La N-VA a tracé la ligne pour défendre bec et ongles ses propres excellences. Jan Jambon a déjà eu des démêlés avec la vérité dans diverses fonctions, mais n’a jamais faibli. Liesbeth Homans, en tant que ministre de la Réduction de la pauvreté, a affirmé en 2018 que la crise des réfugiés expliquait l’augmentation de la pauvreté des enfants sur la base d’un mémorandum qui ne le disait pas. Elle est restée sur place. Joke Schauvliege (CD&V) a affirmé que la Sûreté de l’État l’avait informée d’une manipulation parmi les jeunes du climat, ce qui était également infondé. Elle a dû démissionner, car ses chefs de parti ont commencé à la voir comme un risque stratégique.

Blague Schauvliege.  Figurine Thomas Sweertvaegher

Blague Schauvliege.Figurine Thomas Sweertvaegher

La question est donc de savoir si Sarah Schlitz est aussi digne d’une crise de cabinet pour Ecolo. Ce qui rend son cas difficile, c’est que les Verts, et aussi le secrétaire d’État lui-même, aiment donner un ton éthique et fondé sur des principes. Si vous coupez ensuite vous-même les bords déontologiques, cela peut porter un coup à la crédibilité. La cohésion au sein de Vivaldi n’est d’ailleurs pas de nature à générer beaucoup de solidarité, comme en témoigne la procédure exceptionnelle d’attendre une semaine avant de confirmer la confiance.

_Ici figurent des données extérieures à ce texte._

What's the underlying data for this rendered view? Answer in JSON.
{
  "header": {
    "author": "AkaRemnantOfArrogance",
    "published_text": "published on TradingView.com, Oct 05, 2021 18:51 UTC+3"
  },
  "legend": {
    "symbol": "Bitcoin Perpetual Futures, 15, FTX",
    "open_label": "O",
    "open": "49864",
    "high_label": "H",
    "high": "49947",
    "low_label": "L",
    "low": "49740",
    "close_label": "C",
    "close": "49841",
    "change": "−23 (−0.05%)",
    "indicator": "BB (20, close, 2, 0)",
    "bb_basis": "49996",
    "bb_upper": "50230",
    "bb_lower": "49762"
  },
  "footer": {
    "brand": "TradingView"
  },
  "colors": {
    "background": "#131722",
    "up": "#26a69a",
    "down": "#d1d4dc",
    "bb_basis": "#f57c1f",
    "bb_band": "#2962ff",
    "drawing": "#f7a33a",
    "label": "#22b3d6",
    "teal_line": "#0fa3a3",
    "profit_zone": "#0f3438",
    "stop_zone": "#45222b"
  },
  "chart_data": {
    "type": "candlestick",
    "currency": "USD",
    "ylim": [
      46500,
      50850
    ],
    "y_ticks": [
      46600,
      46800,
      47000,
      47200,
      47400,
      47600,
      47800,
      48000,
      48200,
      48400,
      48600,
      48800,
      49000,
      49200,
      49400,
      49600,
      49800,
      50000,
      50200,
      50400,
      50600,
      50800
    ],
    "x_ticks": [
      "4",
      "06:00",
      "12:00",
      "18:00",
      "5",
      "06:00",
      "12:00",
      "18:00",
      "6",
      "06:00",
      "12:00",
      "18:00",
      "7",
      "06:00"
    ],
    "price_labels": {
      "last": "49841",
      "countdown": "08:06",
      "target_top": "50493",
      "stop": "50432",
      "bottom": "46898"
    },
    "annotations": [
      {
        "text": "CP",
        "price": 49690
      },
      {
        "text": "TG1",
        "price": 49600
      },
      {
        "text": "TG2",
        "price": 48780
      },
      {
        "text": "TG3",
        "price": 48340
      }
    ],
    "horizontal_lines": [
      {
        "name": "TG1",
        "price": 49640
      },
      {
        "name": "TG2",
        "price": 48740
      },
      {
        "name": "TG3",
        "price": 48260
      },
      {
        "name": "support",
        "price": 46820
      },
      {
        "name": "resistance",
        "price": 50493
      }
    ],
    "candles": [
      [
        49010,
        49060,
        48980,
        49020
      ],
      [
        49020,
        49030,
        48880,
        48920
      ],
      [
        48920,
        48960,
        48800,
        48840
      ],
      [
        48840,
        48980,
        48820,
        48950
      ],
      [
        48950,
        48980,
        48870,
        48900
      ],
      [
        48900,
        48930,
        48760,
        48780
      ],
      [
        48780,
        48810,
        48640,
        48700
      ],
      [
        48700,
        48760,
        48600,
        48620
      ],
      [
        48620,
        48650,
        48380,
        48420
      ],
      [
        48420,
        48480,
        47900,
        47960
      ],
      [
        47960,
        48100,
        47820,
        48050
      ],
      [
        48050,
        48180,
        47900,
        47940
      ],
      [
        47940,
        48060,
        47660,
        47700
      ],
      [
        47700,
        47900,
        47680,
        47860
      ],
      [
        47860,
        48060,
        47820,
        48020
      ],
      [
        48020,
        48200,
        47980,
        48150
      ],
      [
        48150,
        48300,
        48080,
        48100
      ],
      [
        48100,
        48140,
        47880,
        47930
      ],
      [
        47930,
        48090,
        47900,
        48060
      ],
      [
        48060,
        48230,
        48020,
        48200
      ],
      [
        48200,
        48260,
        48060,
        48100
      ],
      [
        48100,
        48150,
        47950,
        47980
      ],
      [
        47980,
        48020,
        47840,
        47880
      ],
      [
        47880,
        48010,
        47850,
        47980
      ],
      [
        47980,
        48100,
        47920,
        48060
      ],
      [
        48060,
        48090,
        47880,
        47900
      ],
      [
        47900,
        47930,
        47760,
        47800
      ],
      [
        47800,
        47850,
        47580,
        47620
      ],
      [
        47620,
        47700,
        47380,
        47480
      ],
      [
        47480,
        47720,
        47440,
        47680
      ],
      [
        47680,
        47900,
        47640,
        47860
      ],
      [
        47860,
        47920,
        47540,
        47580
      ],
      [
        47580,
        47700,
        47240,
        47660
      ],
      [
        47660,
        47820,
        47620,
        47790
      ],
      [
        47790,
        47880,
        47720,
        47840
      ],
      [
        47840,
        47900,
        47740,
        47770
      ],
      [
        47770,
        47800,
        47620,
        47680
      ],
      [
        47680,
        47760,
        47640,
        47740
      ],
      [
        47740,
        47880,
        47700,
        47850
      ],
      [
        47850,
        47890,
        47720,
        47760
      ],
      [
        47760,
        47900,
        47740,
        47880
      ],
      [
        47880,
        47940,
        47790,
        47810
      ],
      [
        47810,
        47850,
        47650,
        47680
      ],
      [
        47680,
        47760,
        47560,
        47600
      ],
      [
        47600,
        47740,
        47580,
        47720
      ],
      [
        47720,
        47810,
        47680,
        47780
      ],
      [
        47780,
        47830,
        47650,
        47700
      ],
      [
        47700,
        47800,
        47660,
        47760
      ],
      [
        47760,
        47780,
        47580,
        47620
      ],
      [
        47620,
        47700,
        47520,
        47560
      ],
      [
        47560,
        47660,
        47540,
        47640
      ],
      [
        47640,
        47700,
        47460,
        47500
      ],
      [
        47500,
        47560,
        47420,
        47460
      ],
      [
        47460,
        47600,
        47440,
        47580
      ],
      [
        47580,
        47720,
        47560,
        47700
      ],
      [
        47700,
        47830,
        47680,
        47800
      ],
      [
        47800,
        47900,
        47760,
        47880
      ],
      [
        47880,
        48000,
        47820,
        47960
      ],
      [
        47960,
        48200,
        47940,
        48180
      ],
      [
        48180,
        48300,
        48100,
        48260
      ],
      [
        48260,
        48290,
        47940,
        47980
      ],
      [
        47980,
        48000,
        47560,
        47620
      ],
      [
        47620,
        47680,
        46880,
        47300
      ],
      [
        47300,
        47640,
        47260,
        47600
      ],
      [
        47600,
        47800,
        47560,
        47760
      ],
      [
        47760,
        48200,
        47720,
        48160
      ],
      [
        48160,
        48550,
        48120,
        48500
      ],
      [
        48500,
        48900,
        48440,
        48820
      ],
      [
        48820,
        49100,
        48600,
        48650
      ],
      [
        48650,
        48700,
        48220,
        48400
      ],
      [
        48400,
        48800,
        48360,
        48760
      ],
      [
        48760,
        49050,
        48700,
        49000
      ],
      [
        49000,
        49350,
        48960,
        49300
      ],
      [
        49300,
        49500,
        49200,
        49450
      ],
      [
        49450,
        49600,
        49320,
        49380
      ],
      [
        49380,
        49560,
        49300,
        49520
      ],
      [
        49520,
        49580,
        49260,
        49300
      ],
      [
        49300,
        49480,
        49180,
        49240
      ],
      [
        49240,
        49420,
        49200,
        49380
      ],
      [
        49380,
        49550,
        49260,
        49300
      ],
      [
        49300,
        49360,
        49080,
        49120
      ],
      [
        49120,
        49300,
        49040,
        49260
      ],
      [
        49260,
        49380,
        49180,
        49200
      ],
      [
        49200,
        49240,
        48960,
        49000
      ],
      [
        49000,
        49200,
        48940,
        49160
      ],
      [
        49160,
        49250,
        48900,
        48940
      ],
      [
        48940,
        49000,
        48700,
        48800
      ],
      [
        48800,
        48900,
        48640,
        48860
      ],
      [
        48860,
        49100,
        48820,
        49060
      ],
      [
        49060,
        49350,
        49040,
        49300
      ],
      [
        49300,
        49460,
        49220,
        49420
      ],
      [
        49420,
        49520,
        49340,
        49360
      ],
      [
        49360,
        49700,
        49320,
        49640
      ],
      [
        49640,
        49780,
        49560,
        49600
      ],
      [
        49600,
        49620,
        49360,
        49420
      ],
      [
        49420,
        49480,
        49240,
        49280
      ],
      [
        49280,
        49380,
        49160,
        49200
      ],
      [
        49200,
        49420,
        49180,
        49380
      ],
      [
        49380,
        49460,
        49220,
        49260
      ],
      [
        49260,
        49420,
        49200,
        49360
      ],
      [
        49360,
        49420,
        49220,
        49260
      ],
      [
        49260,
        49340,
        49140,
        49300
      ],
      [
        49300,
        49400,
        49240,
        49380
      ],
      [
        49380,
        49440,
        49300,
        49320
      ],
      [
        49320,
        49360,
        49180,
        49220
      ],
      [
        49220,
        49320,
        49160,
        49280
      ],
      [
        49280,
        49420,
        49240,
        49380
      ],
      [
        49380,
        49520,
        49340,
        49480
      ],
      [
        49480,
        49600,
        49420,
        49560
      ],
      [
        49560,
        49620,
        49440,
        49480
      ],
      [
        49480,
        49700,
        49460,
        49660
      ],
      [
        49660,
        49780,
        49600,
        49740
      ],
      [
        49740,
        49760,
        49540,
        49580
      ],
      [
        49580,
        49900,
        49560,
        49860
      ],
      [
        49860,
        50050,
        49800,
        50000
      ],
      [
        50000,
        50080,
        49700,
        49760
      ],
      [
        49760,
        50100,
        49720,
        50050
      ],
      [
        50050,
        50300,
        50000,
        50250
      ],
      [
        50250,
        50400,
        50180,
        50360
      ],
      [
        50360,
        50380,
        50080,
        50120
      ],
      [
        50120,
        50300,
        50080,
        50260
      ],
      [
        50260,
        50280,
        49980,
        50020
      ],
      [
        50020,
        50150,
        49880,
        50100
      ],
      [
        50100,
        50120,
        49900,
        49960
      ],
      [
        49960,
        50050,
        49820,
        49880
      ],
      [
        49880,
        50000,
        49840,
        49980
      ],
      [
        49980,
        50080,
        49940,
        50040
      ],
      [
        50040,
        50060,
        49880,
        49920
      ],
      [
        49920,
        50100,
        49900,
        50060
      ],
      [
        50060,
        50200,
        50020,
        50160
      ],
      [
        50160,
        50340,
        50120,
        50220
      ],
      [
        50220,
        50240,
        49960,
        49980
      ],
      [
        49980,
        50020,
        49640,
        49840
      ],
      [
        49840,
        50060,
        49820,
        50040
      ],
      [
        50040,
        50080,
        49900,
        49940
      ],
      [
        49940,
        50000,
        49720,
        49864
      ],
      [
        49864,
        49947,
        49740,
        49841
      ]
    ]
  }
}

Cela nous amène à une dernière leçon quelque peu cynique. Mentir en politique demande une certaine intrépidité et même une impudeur. Un vrai dirigeant, au sens machiavélique du terme, doit oser continuer à mentir, comme l’ont récemment illustré les exemples internationaux Donald Trump et Boris Johnson. Ils ont fini par tomber en partie à cause de mensonges. Mais après de nombreux mensonges, alors qu’une grande partie de la fanbase, qui de toute façon ne fait pas confiance à la politique, reste fidèle. Bien sûr, nous n’en sommes pas encore là, mais Trump et Johnson montrent comment une approche trop libérale de la vérité peut éroder la confiance générale dans les institutions.